Young ESS athletes are also subject to earlier burnout. Burnout is a complex response to chronic stress. Young, single-sport athletes can become overwhelmed by the unrelenting pressure to practice and perform turning what once was an enjoyable activity into both a physical and psychological burden. What follows is a cascade of consequences that eventually lead to burnout. In studies of why young athletes drop out of sport, burnout is frequently highlighted as one reason for leaving by athletes who followed the early specialization pathway.
Research shows that ESS is not essential to sport success nor is there any advantage for those who specialized early over those who didn't. Sport success by late specialization athletes is quite common and more the rule rather than the exception. One reason late specialization athletes seem to be overrepresented on the rosters of national teams, Olympic medal winners, or professional leagues is that few ESS athletes make it to the elite level because they develop chronic injuries when young or experience burnout and leave the sport before anyone knows whether they could have reached the elite level or not.
Participating in several sports i.e. early sport diversification, can reduce or even eliminate these problems.

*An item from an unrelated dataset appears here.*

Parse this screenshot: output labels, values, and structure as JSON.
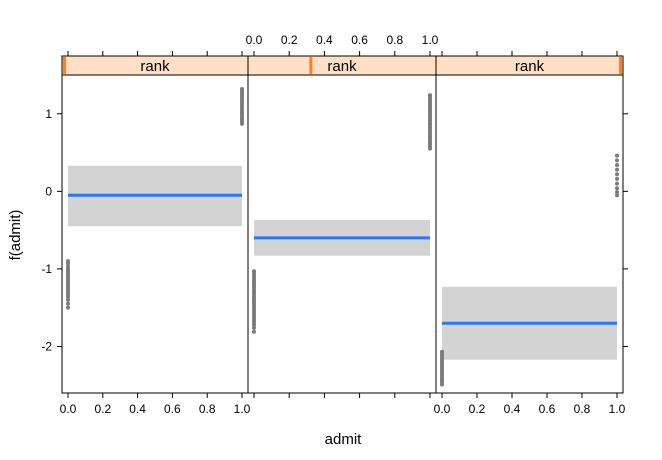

Multi-sport activity increases the variety of movement patterns and practically eliminates chronic overuse injuries by strengthening all muscles, ligaments, and tendons surrounding joints. A variety of sport activities also helps keep physical activity fun and almost stress free, thus reducing the chance of burnout.
The consequences of a young athlete leaving sport due to injury or burnout is bad for the athlete and for the sport. No matter how you look at it there is no such thing as a high performance 10-year-old so training a youngster as if he were an adult is misguided. The real rewards for athletic ability don't come until later, if they ever do. The early years of a child's sport engagement should be spent playing, learning, and participating in a variety of activities. This early and diverse training will create robust athletes in whichever sport they finally decide to specialize.
Early diversification is a hard idea to sell to long-time sport administrators and coaches who believe the ESS pathway is the only way to go. But in the interest of the athletes and development of the sport, early diversification is clearly the best strategy.